4. How Much Are The Swap Fees?
For those swap-based ETF providers that have to negotiate their swap contracts at arm’s length with third parties (notably Source, ETF Exchange and iShares’ new funds), it’s more likely that swap costs will be payable. These costs, in turn, will have an impact on the ETFs’ tracking difference from their benchmark.
For iShares’ new swap-based funds, launched two months ago, there’s a 0.3% trading cost on the creation or redemption of a swap, plus a variable annual swap fee that reflects the spread over Libor charged to the fund by its swap counterparties for replicating the index. In the case of the MSCI Russia fund, that’s an additional 0.77% per annum, while for the S&P CNX Nifty India fund it’s an extra 0.13%.
ETF Exchange also has to pay a fee (in the form of a spread over LIBOR) to its swap counterparties, according to its chief executive, Mark Weeks, in an interview earlier this year. The swap fees vary and reflect the market being tracked, he explained. The average ETF Exchange fund trailed its benchmark by 1.32% in 2009, well in excess of the ETFs’ total expense ratios, which range from 0.3% to 0.65% per annum, with the bulk of this additional underperformance apparently attributable to such swap fees.

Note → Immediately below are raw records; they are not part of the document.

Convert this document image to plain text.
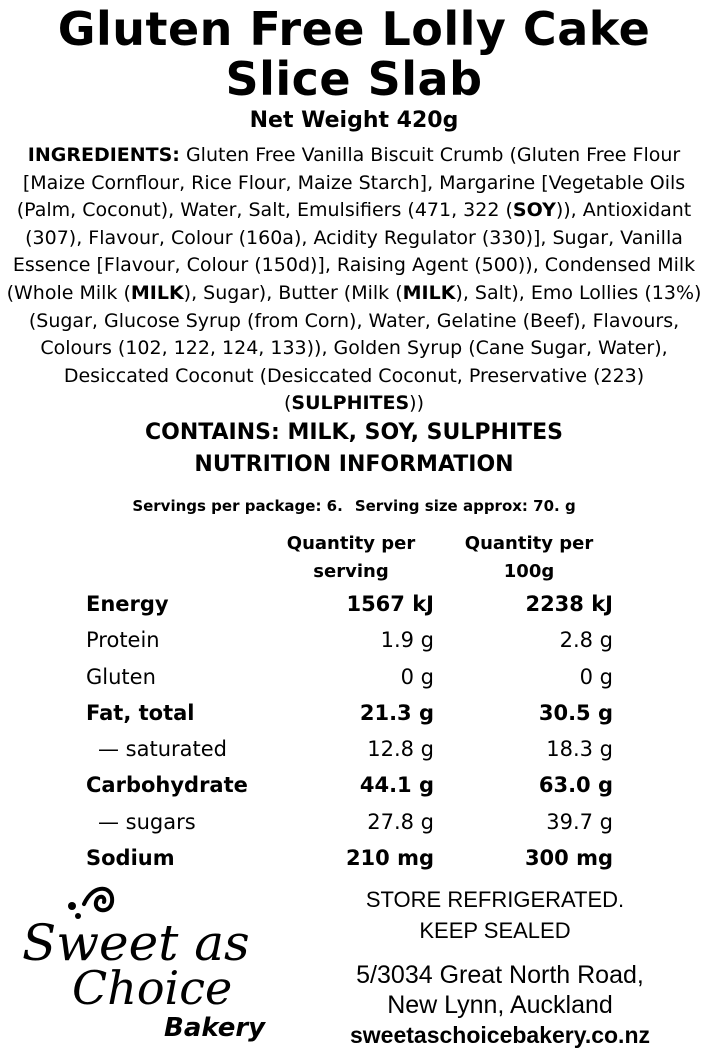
Gluten Free Lolly Cake
Slice Slab
Net Weight 420g
INGREDIENTS: Gluten Free Vanilla Biscuit Crumb (Gluten Free Flour [Maize Cornflour, Rice Flour, Maize Starch], Margarine [Vegetable Oils (Palm, Coconut), Water, Salt, Emulsifiers (471, 322 (SOY)), Antioxidant (307), Flavour, Colour (160a), Acidity Regulator (330)], Sugar, Vanilla Essence [Flavour, Colour (150d)], Raising Agent (500)), Condensed Milk (Whole Milk (MILK), Sugar), Butter (Milk (MILK), Salt), Emo Lollies (13%) (Sugar, Glucose Syrup (from Corn), Water, Gelatine (Beef), Flavours, Colours (102, 122, 124, 133)), Golden Syrup (Cane Sugar, Water), Desiccated Coconut (Desiccated Coconut, Preservative (223) (SULPHITES))
CONTAINS: MILK, SOY, SULPHITES
NUTRITION INFORMATION
Servings per package: 6. Serving size approx: 70. g
Quantity per
serving
Quantity per
100g
Energy	1567 kJ	2238 kJ
Protein	1.9 g	2.8 g
Gluten	0 g	0 g
Fat, total	21.3 g	30.5 g
— saturated	12.8 g	18.3 g
Carbohydrate	44.1 g	63.0 g
— sugars	27.8 g	39.7 g
Sodium	210 mg	300 mg
Sweet as
Choice
Bakery
STORE REFRIGERATED.
KEEP SEALED
5/3034 Great North Road,
New Lynn, Auckland
sweetaschoicebakery.co.nz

Those ETF issuers using a single swap provider, typically their parent bank, to write their funds’ swaps claim that this allows them to avoid levying any additional spreads and to achieve better tracking. But since the cost of the swap also reflects the quality of collateral being provided in return, it’s important to look at these two parts of the equation together.


5. What Is The Dividend Tax Policy?
What proportion of the income deriving from an ETF’s underlying holdings is actually received by the fund? The benchmark the fund uses may imply one thing, while the fund actually receives a different percentage of dividend income.
For example, all the new European ETFs launched this summer to track the S&P 500 use the net total return index as their benchmark. This net return index is calculated by assuming that dividends are received after a 30% deduction for US withholding tax. At the S&P 500 index’s current gross dividend yield of around 2%, that tax deduction represents around 60 basis points per annum in income forgone.
However, all Irish-domiciled ETFs investing in US shares are eligible to use the Irish-US double tax treaty to reclaim some of the withholding tax, resulting in a deduction of only 15%. That’s an automatic 30 basis points “outperformance” of the benchmark.
Apart from raising questions about whether issuers are using the most appropriate benchmark, this example also serves to highlight the existence of such anomalies. As you might expect with tax, it’s a complicated subject to survey.
Furthermore, ETF issuers are often able to “enhance” dividend income by receiving dividends in a more favourable location (from a withholding tax perspective) than the fund’s domicile implies.
All these tax-related questions should be posed to providers, since they act as an important additional point of comparison between funds.